We could get away with it returning the number of instructions to get the size by calling getInstSizeInBytes on them (though I always thought the return the number of instructions API was weird). Your patch untangles the weird mess with NeedSplit trying to skip analyzeBranch which I was hoping to fix later, so overall I think your patch makes sense. The API changes I really need make more sense in the context of inserting an indirect branch, so I think keeping those bits as a new function separate from InsertBranch still makes sense rather than cluttering up all of the other uses

arsenm updated this revision to Diff 71675.Sep 16 2016, 11:08 AM

Update for trunk

SjoerdMeijer accepted this revision.Oct 6 2016, 8:15 AM
SjoerdMeijer added a reviewer: SjoerdMeijer.
SjoerdMeijer added a subscriber: SjoerdMeijer.
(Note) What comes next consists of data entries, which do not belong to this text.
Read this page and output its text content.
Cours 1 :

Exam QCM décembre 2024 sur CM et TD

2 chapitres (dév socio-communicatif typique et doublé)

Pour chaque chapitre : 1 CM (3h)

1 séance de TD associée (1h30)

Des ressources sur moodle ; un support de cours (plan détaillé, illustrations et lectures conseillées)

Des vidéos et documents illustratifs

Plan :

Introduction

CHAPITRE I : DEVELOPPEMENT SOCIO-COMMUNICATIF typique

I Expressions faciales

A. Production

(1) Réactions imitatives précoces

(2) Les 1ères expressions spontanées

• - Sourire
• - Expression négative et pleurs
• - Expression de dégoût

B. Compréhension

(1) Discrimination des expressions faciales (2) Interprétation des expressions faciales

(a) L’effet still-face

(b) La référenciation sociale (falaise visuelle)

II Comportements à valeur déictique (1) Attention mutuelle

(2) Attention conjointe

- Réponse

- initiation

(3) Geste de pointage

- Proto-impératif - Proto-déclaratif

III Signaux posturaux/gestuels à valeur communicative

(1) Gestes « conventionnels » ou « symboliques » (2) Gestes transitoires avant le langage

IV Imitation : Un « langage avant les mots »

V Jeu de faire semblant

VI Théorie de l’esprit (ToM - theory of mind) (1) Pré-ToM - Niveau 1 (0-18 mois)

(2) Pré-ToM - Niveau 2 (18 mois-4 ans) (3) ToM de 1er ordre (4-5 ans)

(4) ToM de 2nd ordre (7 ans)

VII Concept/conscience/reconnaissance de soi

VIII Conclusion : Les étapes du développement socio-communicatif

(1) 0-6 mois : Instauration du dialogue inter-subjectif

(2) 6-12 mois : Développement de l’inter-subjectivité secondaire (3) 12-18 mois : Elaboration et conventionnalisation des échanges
This looks reasonable to me. In fact, we have been discussing this before in D23067, which was also supposed to add hook isBranchOffsetInRange. I had to park this work (hope to pick it up), but anyway, they are more than useful hooks to have and the implementation here makes sense to me.

This revision is now accepted and ready to land.Oct 6 2016, 8:15 AM
arsenm closed this revision.Oct 6 2016, 8:51 AM

r283458